Before you get to present day problems of global warming, the reader will become intimately acquainted with glacial jargon (ie moraines, snow lines) and the significance of the past and present existence of glaciers. "The glaciers were like thermometers that revealed the temperature of the past." pg 32 The Last Glacial Maximum, around 17,600 years ago, terminated at an almost unprecedented speed (in geological terms about a thousand years) and scientists from there linked it to carbon dioxide. The scientist Charles David Keeling discovered CO2 and was well mixed around the planet. His contribution to the knowledge of the gradual rise in CO2 due to his Keeling Curve model has helped shape scientific and public consciousness to this day. One of Broecker's many contributions and one of his biggest theories is of an oceanic 'conveyor belt' which constantly transports heat into and salt out of the North Atlantic. He believes a jamming of this conveyor belt caused all of the Ice Ages and is could very well happen again, given Earth's history and human interference. "Broecker estimate[s] that about one-third of the fossil fuel CO2 is being taken up by the ocean. With half staying in the air, according to Keeling's measurements, that [leaves] a sixth being absorbed by plants on land." pg 85 However, as Kunzig points out, the bottom line is that the land nor the ocean will save humans from the effects of our fossil fuel habits.

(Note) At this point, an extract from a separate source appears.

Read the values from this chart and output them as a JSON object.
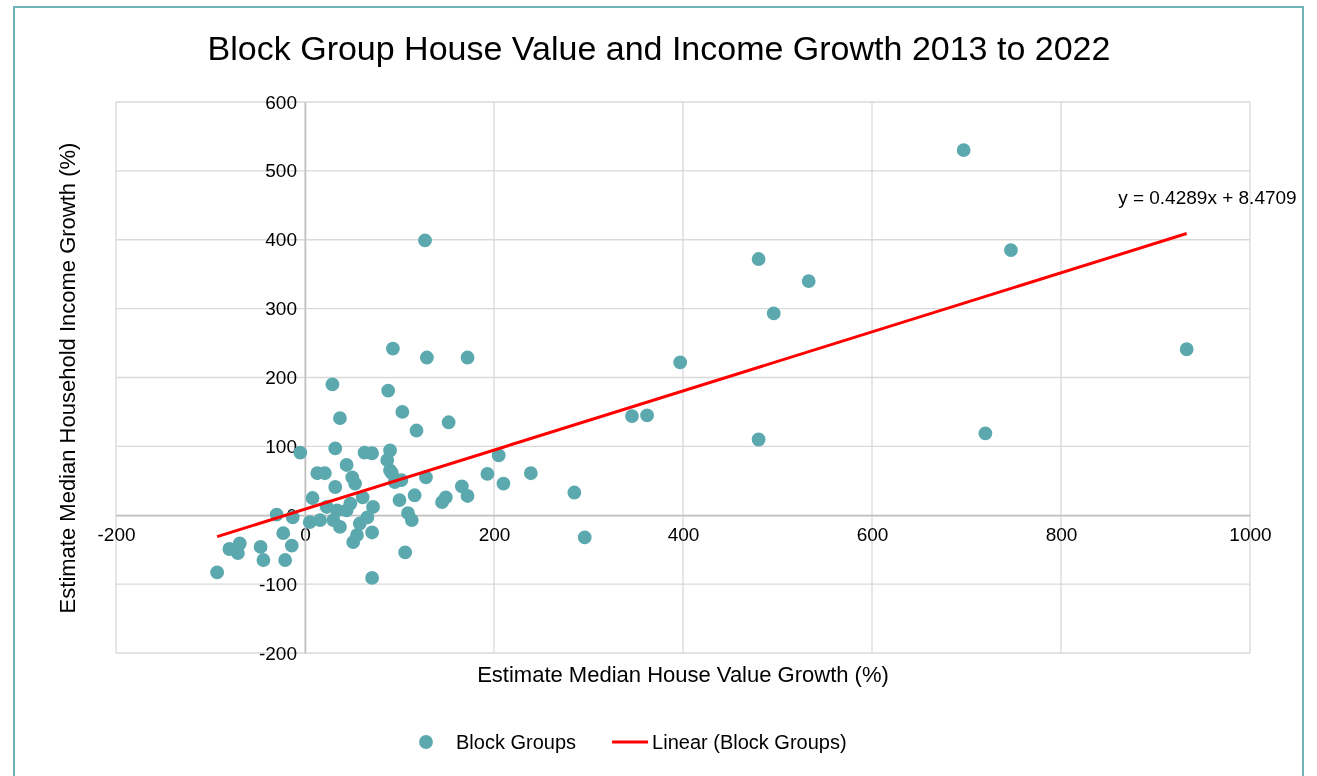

Like many other science and climate books out there, "Fixing Climate" not surprisingly has an alarmist tone and for good reason. However what sets it apart is that it offers realist solutions. Only recently has the "signal" of man-made climate change begun to emerge from the background "noise" of natural variability. When climate models include only natural effects on climate, they can't reproduce the warming of the past three decades at all. "When Earth gets warmer or colder," Kunzig writes, "it is not just the temperature that changes, and not just the sea level. The whole global water cycle changes too, shifting the distribution of rain--and with it the boundaries between places that are eminently livable for people, and others that are not so." pg 161

Both "Fixing Climate" and the IPCC report described the climate changes that have happened and are happening (ie droughts, sea level rise, as well as stating that stabilizing current CO2 emissions is not enough. The realist approach is that not only will the world NOT stabilize, but will continue at a break neck speed putting MORE CO2 in the air. Realistically, "there are not enough arable lands for biofuels, not enough volcanic spots for geothermal energy, and not enough dammable rivers for hydroelectricity ever to become more than small pieces of the solution to the climate problem." pg 193 So what is mankind to do? Presently scientist Klaus Lackner and the Wright brothers (Allen and Burt) may have a realist answer in the works. The answer is a proto-type CO2 scrubber which in essence, is designed to "scrub" CO2 out of the air. The bigger question then is where to dispose of it all? The ocean? Ultramafic rocks? There is one absolute certainty: "no significant solution to the CO2 problem can emerge until governments worldwide, and especially that of the United States, follow the lead of Norway and of the European Union and impose either an emissions cap or a direct tax on CO2." pg 230 One can only hope current and future administrations as well as businesses and civil society will take note of books like "Fixing Climate" and seriously think about the problem at hand.